Introduction
Si on sait que dans la nature, les poulains arrêtent de téter leur mère vers 9 mois, leur lien peut persister jusqu’à un an et demi, voire deux ans et demi. Or, en conditions d’élevage, il est courant de sevrer les poulains entre 5 et 7 mois. Mais ce sevrage artificiel a-t-il un impact sur ce lien qui lie les jeunes à leur mère ?

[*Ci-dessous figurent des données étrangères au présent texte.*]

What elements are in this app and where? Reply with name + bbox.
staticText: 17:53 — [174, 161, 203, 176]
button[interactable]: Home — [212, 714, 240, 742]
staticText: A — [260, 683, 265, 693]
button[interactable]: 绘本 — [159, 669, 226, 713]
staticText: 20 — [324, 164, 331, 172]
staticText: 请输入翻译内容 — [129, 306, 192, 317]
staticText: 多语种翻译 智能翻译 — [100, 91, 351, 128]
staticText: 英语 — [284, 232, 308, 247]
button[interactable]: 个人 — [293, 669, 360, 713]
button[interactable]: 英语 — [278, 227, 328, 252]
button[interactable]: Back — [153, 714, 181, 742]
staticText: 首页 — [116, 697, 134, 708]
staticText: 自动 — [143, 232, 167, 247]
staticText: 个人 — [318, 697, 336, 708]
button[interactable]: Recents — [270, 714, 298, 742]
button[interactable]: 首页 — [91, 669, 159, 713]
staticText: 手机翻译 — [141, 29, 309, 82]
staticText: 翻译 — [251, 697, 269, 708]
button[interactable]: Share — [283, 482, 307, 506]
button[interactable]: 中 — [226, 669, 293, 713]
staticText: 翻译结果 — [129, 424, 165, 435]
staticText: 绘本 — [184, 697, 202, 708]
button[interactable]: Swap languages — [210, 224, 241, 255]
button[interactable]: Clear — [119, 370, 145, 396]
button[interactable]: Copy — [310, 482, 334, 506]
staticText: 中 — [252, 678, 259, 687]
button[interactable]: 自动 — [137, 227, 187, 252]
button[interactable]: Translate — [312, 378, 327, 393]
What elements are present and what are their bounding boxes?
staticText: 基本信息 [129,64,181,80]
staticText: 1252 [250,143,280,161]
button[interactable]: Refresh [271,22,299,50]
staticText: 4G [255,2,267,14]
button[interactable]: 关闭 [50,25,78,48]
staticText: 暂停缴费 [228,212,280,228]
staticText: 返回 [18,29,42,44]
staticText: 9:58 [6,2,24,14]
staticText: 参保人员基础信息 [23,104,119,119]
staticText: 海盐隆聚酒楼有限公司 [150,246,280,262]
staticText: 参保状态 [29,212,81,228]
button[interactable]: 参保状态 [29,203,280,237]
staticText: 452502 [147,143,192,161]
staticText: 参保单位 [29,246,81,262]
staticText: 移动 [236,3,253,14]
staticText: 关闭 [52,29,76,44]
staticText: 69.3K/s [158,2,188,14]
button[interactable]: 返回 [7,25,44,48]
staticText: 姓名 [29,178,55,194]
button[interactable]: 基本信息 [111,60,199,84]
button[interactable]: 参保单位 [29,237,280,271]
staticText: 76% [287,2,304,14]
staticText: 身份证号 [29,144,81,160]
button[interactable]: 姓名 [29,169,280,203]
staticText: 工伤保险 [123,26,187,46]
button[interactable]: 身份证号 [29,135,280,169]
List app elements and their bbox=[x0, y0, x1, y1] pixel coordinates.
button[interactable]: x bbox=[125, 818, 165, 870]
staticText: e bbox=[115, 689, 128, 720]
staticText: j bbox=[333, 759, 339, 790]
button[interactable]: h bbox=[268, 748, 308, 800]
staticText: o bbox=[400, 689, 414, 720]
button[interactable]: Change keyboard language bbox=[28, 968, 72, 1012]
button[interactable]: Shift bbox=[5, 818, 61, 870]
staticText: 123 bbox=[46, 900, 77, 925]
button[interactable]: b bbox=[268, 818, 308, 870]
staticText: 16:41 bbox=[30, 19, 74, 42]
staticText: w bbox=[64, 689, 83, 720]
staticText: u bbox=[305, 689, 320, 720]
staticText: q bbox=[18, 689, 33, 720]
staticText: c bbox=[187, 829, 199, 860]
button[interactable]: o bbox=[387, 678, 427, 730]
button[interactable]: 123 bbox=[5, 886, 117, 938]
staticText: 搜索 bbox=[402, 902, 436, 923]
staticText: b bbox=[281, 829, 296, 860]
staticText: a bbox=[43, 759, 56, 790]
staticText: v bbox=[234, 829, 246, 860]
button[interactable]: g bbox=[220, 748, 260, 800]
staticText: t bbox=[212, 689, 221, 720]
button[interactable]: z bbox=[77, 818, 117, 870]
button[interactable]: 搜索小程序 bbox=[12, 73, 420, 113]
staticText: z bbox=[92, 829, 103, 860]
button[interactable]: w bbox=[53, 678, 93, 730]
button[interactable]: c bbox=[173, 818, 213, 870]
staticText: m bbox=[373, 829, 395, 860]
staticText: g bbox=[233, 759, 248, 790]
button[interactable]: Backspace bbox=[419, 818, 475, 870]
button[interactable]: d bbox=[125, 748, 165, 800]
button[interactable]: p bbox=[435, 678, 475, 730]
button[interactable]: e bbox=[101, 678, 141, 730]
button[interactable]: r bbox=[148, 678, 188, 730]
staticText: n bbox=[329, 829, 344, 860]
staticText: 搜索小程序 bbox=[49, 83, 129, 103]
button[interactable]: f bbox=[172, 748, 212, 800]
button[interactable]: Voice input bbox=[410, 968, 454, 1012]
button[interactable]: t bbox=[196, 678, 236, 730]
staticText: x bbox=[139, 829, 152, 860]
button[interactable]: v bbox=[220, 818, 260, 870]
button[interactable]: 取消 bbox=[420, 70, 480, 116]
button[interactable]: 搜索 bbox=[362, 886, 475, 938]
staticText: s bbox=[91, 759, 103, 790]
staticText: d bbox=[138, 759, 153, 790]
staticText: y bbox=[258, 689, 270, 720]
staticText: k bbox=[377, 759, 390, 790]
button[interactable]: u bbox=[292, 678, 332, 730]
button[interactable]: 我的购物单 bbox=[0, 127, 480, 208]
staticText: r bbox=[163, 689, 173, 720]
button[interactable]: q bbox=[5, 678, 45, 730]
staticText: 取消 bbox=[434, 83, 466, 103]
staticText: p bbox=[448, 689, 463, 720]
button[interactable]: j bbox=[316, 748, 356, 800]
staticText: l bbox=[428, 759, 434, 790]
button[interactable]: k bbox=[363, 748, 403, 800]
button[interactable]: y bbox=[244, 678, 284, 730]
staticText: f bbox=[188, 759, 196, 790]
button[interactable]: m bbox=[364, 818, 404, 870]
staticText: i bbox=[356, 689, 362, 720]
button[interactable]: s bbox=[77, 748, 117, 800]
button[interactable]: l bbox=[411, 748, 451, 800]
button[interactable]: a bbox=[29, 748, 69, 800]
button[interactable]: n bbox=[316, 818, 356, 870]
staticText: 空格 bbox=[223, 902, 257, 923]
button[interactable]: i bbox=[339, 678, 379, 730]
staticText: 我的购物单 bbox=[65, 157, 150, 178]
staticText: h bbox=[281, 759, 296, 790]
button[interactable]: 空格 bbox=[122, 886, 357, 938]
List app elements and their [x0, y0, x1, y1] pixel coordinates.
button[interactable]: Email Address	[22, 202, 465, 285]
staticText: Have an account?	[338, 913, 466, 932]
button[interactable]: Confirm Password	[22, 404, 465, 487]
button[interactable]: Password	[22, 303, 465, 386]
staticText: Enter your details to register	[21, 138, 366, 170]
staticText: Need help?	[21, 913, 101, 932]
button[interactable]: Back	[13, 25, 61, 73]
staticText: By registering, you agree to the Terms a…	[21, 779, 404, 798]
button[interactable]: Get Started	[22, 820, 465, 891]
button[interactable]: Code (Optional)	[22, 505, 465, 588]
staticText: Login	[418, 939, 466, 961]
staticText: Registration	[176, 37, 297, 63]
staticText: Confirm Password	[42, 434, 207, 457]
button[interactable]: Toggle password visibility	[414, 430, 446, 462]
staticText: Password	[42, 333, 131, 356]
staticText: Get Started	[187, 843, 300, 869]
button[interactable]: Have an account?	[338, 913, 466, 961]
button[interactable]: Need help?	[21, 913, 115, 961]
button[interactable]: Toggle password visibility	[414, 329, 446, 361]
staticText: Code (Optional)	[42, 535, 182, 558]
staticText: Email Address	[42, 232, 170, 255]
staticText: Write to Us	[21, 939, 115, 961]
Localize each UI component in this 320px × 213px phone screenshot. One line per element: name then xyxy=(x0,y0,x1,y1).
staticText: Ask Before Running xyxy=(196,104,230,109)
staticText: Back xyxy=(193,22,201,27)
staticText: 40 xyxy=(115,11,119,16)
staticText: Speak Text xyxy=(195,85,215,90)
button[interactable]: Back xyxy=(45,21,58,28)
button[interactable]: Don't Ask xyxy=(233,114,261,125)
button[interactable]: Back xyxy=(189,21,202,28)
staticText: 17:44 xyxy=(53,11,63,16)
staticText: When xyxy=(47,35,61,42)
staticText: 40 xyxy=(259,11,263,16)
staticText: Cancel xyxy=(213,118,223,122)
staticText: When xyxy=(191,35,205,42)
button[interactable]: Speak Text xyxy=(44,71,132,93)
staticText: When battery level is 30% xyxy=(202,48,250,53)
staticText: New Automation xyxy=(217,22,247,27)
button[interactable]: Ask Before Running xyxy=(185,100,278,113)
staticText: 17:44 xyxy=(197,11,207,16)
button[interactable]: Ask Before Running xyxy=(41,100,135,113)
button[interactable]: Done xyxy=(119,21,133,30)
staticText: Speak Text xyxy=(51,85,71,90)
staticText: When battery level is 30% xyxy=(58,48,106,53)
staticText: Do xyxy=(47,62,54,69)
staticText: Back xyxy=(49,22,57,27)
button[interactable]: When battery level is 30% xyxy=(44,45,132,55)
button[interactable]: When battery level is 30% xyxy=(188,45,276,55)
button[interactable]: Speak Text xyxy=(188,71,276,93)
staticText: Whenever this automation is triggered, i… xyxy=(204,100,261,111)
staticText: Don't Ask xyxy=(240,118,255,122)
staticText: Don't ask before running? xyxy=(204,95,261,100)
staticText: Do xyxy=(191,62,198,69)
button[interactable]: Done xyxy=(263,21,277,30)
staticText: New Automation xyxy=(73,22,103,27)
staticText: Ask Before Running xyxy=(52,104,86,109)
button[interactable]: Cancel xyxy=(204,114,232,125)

Cette étude veut établir si les poulains sevrés artificiellement en élevage se souviennent encore de leur mère 5 mois après la séparation. Pour tenter de répondre à cette question, se rapprocher au mieux de leur perception des choses, on cherche à savoir s’ils ont une préférence pour elle par rapport à une jument familière de leur groupe natal.
Méthode
Déroulement
Un groupe de 34 poulains Welsh (15 pouliches et 19 poulains) sont impliqués dans l’étude. Ils sont sevrés artificiellement à environ 7 mois et ensuite séparés complètement du troupeau des juments (mère et juments familières). Ils sont ensuite remis en contact avec les juments 5 mois plus tard, pour observer si les jeunes vont préférentiellement se rapprocher de leur mère plutôt que d’une autre jument.
Dispositif de la zone de test

Au moment du test, les deux juments (la mère du poulain testé et une autre jument familière) sont menées en main dans leur enclos. Pour standardiser le test, les juments sont attachées à la barrière commune avec l’enclos de test des poulains afin qu’elles leur fassent toujours face. Les barrières permettent un contact physique entre le poulain et les juments. Le poulain est immédiatement mené en liberté vers la zone de test. Le test démarre immédiatement à son arrivée et dure 180 secondes.
Tout le test est enregistré par 3 caméras.
Divers paramètres sont pris en compte :
- Première jument approchée
- Temps passé dans les deux zones de contact (les deux antérieurs dans la zone)
- Temps passé à sentir chaque jument
- Temps passé à snapper chaque jument
- Nombre de regards vers chaque jument
Les juments sont toutes passé deux fois, une fois en tant que mère et une fois en tant que jument familière, et cela, de façon aléatoire.
Résultats
Dans un premier temps, les données sont analysées sans distinction du sexe des poulains.
La première jument approchée par ¾ des poulains a été leur propre mère (p<0.01) et cela même quand on distingue les pouliches (p = 0.04) et les poulains séparément (p = 0.02). Ils ont senti leur mère plus longtemps que la jument familière (p = 0.01) et ont lancé plus de regards à leur mère.
De manière plus spécifique, le comportement des pouliches a été plus marqué que ceux des poulains : regards plus fréquents vers la mère, exploration olfactive plus longue, plus de temps passé à proximité.
Discussion
Les poulains sevrés artificiellement choisissent leur mère en premier, et la sentent plus longtemps que la jument familière : les auteurs concluent qu’ils font la différence entre les deux adultes, et montrent une préférence envers leur mère. C’est donc qu’ils la reconnaissent, même 5 mois après la séparation !
Cela montre que les chevaux ont une mémoire à long terme pour reconnaître leurs congénères et suggère que le lien mère/poulain reste fort, particulièrement chez les pouliches. Ce lien particulier entre mère et fille est également retrouvé chez les brebis. Les scientifiques relient cela au fait que dans les groupes sociaux, les femelles bénéficient plus longtemps de l’apprentissage social de leur mère.
Pour conclure, les auteurs se posent la question de la pertinence d’un sevrage artificiel (prématuré) à 5-7 mois comme il est couramment pratiqué en élevage.
NDLR : ce questionnement semble un peu en décalage par rapport aux résultats de l’étude. En effet, les scientifiques n’ont pas comparé différentes durées de sevrage entre elles, mais ont testé la mémoire sociale des poulains.